Williams-Beuren syndrome (WBS) is a rare genetic disease caused by a sporadic heterozygous microdeletion in 7q11.23. It is characterized by distinctive facial appearance, cardiopathy, short stature, intellectual disability, and endocrine abnormalities. To evaluate the growth pattern of patients with WBS and to identify the prevalence of malnutrition, overweight, and obesity in this population, a systematic review of studies published in English, between 1987 and 2018, was performed following the PRISMA protocol using the PubMed, Cochrane, and BIREME databases. Original articles and articles that evaluated growth status using weight, or height, or head circumference (HC), or body mass index (BMI) of individuals with WBS were included. Case reports, articles with data from other syndromes, and articles that did not present as a central theme the evaluation of growth were not included. WBS presented specific growth pattern, characterized by intrauterine growth restriction, low weight, length, and HC at birth. This global growth delay persisted during childhood and adolescence. BMI was not different to the reference population, and obesity was not observed in childhood. The mechanisms that determine this typical growth pattern are not totally clear; however, the typical pubertal development of these patients and the intrinsic and secondary lesions caused by microdeletion at 7q11.23 seem to be the major factors involved. Conclusion: Patients with WBS have a growth pattern different from the general reference population. The reference charts for normal population should not be used for WBS patients because it often underestimate their growth. Specific growth charts for WBS patients are necessary.

中文翻译：

---

Williams-Beuren综合征儿童的生长评估：系统评价

Williams-Beuren综合征（WBS）是一种罕见的遗传病，由7q11.23中的零星杂合微缺失引起。它的特征是独特的面部外观，心脏病，身材矮小，智力残疾和内分泌异常。
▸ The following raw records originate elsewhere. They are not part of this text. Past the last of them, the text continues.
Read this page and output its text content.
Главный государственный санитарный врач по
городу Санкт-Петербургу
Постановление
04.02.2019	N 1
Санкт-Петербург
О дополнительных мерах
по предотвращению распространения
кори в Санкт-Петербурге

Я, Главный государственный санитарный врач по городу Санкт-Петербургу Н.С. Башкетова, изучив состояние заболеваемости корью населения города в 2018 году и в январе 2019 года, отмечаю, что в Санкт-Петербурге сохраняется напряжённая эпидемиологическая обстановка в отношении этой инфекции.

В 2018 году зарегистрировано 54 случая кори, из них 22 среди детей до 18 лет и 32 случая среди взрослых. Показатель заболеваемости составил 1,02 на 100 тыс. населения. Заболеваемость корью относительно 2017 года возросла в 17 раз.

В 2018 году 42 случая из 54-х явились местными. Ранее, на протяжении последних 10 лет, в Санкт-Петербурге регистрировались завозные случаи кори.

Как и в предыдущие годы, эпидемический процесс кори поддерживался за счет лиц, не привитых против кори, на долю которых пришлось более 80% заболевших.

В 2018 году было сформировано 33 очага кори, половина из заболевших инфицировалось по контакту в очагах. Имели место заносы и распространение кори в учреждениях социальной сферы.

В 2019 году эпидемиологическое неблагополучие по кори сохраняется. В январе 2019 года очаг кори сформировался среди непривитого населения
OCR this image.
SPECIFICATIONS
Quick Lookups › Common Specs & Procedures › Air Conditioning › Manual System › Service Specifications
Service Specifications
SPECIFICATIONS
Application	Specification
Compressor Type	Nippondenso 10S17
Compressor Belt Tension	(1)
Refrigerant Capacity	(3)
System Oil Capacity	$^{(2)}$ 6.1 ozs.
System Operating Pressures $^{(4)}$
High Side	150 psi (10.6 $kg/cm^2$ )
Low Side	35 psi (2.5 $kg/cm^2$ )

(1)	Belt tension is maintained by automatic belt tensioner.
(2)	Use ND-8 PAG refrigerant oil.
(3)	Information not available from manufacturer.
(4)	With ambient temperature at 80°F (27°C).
为了评估WBS患者的生长方式并确定该人群中营养不良，超重和肥胖的患病率，根据PRISMA方案，使用Cochrane的PubMed对1987年至2018年间以英语发表的研究进行了系统的综述和BIREME数据库。包括原始文章和使用WBS个体的体重，身高或头围（HC）或体重指数（BMI）评估生长状态的文章。病例报告，包含其他综合症数据的文章，并没有包括那些没有以增长为中心主题的文章。WBS表现出特定的生长方式，其特征是子宫内生长受限，体重轻，体长短，出生时HC。这种全球增长的延迟在儿童和青少年时期持续存在。体重指数与参考人群没有差异，在儿童时期未观察到肥胖。决定这种典型增长方式的机制尚不完全清楚。然而，这些患者的典型青春期发育以及由7q11.23的微缺失引起的内在和继发性病变似乎是涉及的主要因素。结论：WBS患者的生长方式与一般参考人群不同。WBS患者不应使用正常人群的参考图，因为它经常低估了他们的成长。WBS患者的特定生长图是必要的。